A Scafati i giovani artisti scendono in presidio per rivendicare la riapertura della sede dello Scafati Solidale. I ragazzi del collettivo #senzamusica, nato dal progetto del circolo culturale Arci cortocircuito, hanno organizzato nel pomeriggio di sabato 12 Giugno una manifestazione per promuovere la raccolta firme per la riapertura dello storico Scafati solidale per renderla una “Casa dell’arte e della cultura”. La struttura pubblica è chiusa da oltre due anni per via di problemi strutturali, a cui non è stata ancora trovata soluzione per via dei problemi economici relativi alla messa in sicurezza. Il collettivo, insieme al Forum dei Giovani, lamenta però una lontananza assiderale della politica verso i giovani in generale e alla cultura in particolare. Gli artisti vogliono poter tornare a fare musica all’interno della sala prove presente nella struttura, così come sperano di poter tornare a esibirsi all’interno del teatro solidale.

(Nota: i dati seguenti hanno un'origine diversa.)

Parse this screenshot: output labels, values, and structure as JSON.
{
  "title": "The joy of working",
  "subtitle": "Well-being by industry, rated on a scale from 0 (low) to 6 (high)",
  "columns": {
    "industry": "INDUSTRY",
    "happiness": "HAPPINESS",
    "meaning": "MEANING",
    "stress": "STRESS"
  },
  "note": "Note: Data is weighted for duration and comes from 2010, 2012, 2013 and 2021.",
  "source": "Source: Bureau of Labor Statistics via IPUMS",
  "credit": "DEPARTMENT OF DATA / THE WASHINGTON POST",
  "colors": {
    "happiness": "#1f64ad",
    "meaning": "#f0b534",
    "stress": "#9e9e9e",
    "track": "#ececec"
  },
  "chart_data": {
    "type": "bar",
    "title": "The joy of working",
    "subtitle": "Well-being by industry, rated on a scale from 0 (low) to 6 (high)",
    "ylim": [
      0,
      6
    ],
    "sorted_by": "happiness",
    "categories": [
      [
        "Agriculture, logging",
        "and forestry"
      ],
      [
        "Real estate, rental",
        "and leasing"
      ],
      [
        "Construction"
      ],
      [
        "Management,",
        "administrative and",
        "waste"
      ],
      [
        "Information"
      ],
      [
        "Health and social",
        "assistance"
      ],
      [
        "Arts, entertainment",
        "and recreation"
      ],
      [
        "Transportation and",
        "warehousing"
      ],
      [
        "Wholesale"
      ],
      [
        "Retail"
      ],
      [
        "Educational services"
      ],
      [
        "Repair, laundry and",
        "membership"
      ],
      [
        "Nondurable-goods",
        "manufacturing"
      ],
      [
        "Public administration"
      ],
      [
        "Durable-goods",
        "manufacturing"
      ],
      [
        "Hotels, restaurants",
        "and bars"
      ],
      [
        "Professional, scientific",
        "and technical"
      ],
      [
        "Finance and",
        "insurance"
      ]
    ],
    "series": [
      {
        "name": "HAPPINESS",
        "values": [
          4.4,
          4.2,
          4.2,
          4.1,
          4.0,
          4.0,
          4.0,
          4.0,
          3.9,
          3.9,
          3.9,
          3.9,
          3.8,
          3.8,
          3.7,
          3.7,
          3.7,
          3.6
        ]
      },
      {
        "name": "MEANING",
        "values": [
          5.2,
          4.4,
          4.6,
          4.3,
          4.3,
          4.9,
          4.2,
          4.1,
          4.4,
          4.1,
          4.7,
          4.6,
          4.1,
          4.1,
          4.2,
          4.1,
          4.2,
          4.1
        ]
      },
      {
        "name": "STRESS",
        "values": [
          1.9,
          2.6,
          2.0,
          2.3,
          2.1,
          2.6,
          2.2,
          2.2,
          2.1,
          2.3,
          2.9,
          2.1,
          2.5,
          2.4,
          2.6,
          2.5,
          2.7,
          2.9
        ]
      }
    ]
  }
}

Costruzione di un percorso.

Ma non solo, i giovani vogliono anche poter costruire un percorso con l’amministrazione per la gestione degli spazi in maniera condivisa, attraverso un patto di collaborazione tra politica e cittadinanza, un modo orizzontale ed economico per riprendere uno degli spazi iconici della città, abbandonato ormai da troppi mesi. Nei tanti uffici pieni di polvere, i giovani immaginano di costruire un progetto con le associazioni del territorio per creare iniziative di sportellistica o laboratoriali, costruendo così un luogo nel quale ogni cittadino scafatese può identificarsi socialmente, non solo quindi da un punto di vista culturale. Il presidio, svolto anche sotto una forte pioggia estiva, ha visto l’esibizione di giovani band emergenti, così come di momenti di battaglia freestyle. Ma non solo, presenti nel luogo anche postazioni per live art e book sharing, con materiali messi a disposizione dal Cortocircuito e dalle persone che negli scorsi giorni hanno recapitato nella sede del circolo in via Roma materiali artistici per il mercatino dell’usato.

Il progetto.

“ll progetto #senzamusica nasce dalla necessità dei giovani di organizzarsi e costruire un’alternativa culturale e artistica alle difficile condizioni che gli artisti emergenti vivono in un territorio di provincia come Scafati. E il primo tema, il più importante, riguarda l’impossibilità per i giovani di trovare spazi di confronto artistico sul territorio, nonostante tanti siano gli spazi abbandonati che potrebbero essere utilizzati a tal fine.>> Sono alcune delle parole del presidente del circolo culturale Arci cortocircuito Lorenzo Coppa con le quali spiega il motivo del presidio di Sabato scorso, sottolineando in maniera particolare come:<<Uno spazio che potrebbe essere utilizzato facilmente per creare una “Casa della Cultura e dell’Arte” è proprio lo Scafati Solidale, che contiene un teatro solidale al piano terra e nell’interrato una sala di registrazione, i quali potrebbero essere tranquillamente utilizzati dai più giovani per presentare e sviluppare progetti artistici. Aspettiamo che l’amministrazione comunale si renda conto dell’emergenza culturale che viviamo in città e abbia le capacità e la voglia di sedersi ad un tavolo orizzontale per costruire veramente un’alternativa al silenzio totale che vive al momento la città. Noi continueremo a sensibilizzare sul tema la cittadinanza attraverso una raccolta firme dedicata, che può essere sottoscritta sia online che in maniera fisica all’interno della nostra sede in via Roma”.Sono alcune delle parole del presidente del circolo culturale Arci cortocircuito Lorenzo Coppa con le quali spiega il motivo del presidio di Sabato scorso, sottolineando in maniera particolare come:<>

Lo stato della struttura.

Lo Scafati Solidale è stato per diverso tempo anche la sede del Forum dei Giovani di Scafati. “Un luogo che non è stato solo un centro per l’organo, ma anche uno spazio dove abbiamo potuto organizzare diversi eventi e iniziative verso i più giovani, e ovviamente speriamo che si possa ricominciare a poter vivere momenti del genere” sono le parole del coordinatore del Forum dei Giovani Peppe Fontanella, presente al presidio per dare supporto all’iniziativa degli artisti, e utilizza il momento anche per ricordare le promesse dell’amministrazione: “Vogliamo che l’amministrazione dia continuità alle proprie parole, riaprendo per primo gli spazi dell’ufficio sport in Palazzo Mayer, la nostra nuova sede, per dare la possibilità al Consiglio dei giovani di poter incominciare a costruire piccole attività o eventi come la sportellistica, in modo tale da incominciare a costruire spazi su misura per i giovani di questa città”.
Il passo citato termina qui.